A third study was conducted in patients who have neurogenic bladder problems. Neurogenic Detrusor Overactivity is a condition seen in patients who have had spinal injuries or nerve injuries, or are suffering from nerve degenerative disorders like multiple sclerosis. As a consequence of the overactivity, the detrusor muscle contracts while urinating, interrupting the voiding of the bladder. This leads to urge incontinence, residual urine volume in the bladder, nighttime wetting and leaking of the bladder during the day, etc. While the conservative mode of treatment is teaching these patients to catheterize themselves to void their bladder completely, Botox injections have come to the forefront as an excellent treatment option.

The aforementioned study was conducted over  a period of four years, measuring the response in patients as well as the change in the consistency of the response in patients, over the four year period of time.
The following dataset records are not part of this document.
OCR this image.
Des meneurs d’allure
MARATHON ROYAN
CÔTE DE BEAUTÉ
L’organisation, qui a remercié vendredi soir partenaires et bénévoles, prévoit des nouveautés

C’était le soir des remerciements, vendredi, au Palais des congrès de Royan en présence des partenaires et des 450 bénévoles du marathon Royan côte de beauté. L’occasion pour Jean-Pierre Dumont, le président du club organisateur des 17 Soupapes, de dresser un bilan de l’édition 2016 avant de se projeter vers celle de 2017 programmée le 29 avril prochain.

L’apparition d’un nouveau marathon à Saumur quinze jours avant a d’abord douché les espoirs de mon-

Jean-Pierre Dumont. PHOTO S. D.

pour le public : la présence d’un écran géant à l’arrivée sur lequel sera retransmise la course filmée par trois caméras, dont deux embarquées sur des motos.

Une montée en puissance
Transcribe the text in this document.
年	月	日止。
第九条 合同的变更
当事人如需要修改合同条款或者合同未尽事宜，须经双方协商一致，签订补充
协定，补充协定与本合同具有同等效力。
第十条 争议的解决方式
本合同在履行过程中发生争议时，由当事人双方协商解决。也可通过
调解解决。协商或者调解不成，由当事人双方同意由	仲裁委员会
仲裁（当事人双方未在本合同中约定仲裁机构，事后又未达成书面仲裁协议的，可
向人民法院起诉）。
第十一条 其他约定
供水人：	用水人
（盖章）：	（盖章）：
It was found that not only did almost all the patients have a reduction in bladder overactivity by more than 50%, but the response was sustained. Their bladder control did not diminish over the period of time, either, but rather, improved. This makes Botox eminently suited in becoming the first line of treatment for suitable patients, rather than having to make the patients catherize themselves just to void their bladder.

Further applications of Botox (onabotulinum A toxin) are also being researched.